In contrast, a student who identifies as pro-life and is majoring in Special Education gave this statement:

“I think that everyone should have the right to have an abortion. I think in the case of women getting raped, lacking enough money to afford birth control or support another child, or teen pregnancies, abortions could be justified. While it’s not something I necessarily agree with or would choose to do myself, I can sympathize with others who might need it and don’t think it’s fair to take away the option for anyone to have an abortion by making it illegal.”

The pro-life student’s answer displays more of an “in the middle” stance on abortion, which is very common on more liberal college campuses. While they do agree that abortion should be accessible, they do not agree that eugenic abortions or abortions with social justification are right.

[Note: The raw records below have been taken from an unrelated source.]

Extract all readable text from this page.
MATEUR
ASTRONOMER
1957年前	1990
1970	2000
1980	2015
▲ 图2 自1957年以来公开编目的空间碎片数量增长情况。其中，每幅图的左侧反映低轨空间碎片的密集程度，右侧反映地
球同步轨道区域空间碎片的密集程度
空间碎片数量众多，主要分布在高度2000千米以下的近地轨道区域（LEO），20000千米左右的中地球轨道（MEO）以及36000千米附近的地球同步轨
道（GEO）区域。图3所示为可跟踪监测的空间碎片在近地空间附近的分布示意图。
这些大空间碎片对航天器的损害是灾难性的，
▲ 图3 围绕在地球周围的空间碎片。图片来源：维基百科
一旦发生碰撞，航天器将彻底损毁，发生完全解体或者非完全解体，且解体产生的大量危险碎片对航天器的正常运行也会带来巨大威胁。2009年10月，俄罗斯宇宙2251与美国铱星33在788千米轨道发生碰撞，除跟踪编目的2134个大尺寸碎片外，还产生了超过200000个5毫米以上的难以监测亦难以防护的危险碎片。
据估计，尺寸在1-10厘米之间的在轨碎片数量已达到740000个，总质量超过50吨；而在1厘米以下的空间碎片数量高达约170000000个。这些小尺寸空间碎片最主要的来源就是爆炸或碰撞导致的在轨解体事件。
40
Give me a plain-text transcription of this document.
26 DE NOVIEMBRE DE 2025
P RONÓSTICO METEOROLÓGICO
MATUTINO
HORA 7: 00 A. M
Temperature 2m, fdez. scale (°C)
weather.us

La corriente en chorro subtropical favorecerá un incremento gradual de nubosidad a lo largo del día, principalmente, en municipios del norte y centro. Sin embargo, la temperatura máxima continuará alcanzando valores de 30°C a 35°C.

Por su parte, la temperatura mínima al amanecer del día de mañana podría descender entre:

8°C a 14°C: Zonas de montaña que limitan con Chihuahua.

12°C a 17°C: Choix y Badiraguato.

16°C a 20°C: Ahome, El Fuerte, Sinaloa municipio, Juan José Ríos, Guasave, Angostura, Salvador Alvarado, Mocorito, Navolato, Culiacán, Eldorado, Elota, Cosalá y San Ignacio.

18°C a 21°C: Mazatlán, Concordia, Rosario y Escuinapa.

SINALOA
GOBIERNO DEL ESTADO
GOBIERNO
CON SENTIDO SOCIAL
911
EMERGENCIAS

The interplay of pro-life and pro-choice views extends past the realm of college and, especially recently, frequently makes news headlines. On November 27, 2015, Robert Lewis Dear, devout evangelical Christian and pro-lifer, fatally shot and killed three people in a Colorado Springs Planned Parenthood (Hughes). While this was one of the only violent protests, there have been several nonviolent ones, on both sides. The Women’s March on January 21, 2017 protested for reproductive rights, as well as many other rights. As for pro-life protests, there are frequently demonstrations like the one below staged in cities and sometimes near Planned Parenthoods.

pro-life_mavericks_c0-107-640-480_s885x516

Pro-life demonstration by a pro-life group at University of Texas at Arlington that was met with backlash. Found at http://www.washingtontimes.com/news/2015/apr/3/pro-life-display-featuring-crosses-faces-backlash-/.

This encyclopedia entry only references US abortion tendencies. For a global perspective on induced abortion, read this article.

Abortion and Politics of Health

This topic relates to politics of health because it quite literally embodies how politicized health can become. The opinions on abortion, for and against, permeate into the political sphere and into legislature. This can be seen throughout the entire history of abortion in the United States. More specifically, abortion relates to politics of health through its connection to medicalization and pharmaceuticalization.

Medicalization, as Peter Conrad outlines, refers to the “creation of new medical categories with subsequent expansion of medical jurisdiction” (3). Induced abortion has been medicalized throughout the course of history, as seen through the creation of multiple surgical procedures, medicinal treatments, and clinics solely for abortion. The government and its legislature have a strong influence on this change, as the legalization of abortion allowed for a demand of abortive products and services. It will be interesting to analyze if abortion is illegalized in the future, as the de-medicalization of the abortion industry would have a tremendous impact.

Similarly, the increasing prevalence of medical abortions is an example of pharmaceuticalization. Social scientists Simon Williams, Paul Martin and Jonathan Gabe define the term as “the translation or transformation of human conditions, capabilities, and capacities into opportunities for pharmaceutical intervention” (Williams et al. 711). As noted earlier in the entry, abortion has not always been pharmaceutical – whether it be due to social, legislative, or socioeconomic restraints. In our contemporary society, however the appeal for medical abortions is clear: “low costs”, “low requirements for inpatient care” due to complications, no anesthesia, “less invasive and more ‘natural” (Ashok et al. 2964; Henshaw 715). Back-up contraceptives (meant for the morning after unprotected sex) like “Plan B One Step” have also contributed to the pharmaceuticalization of abortion.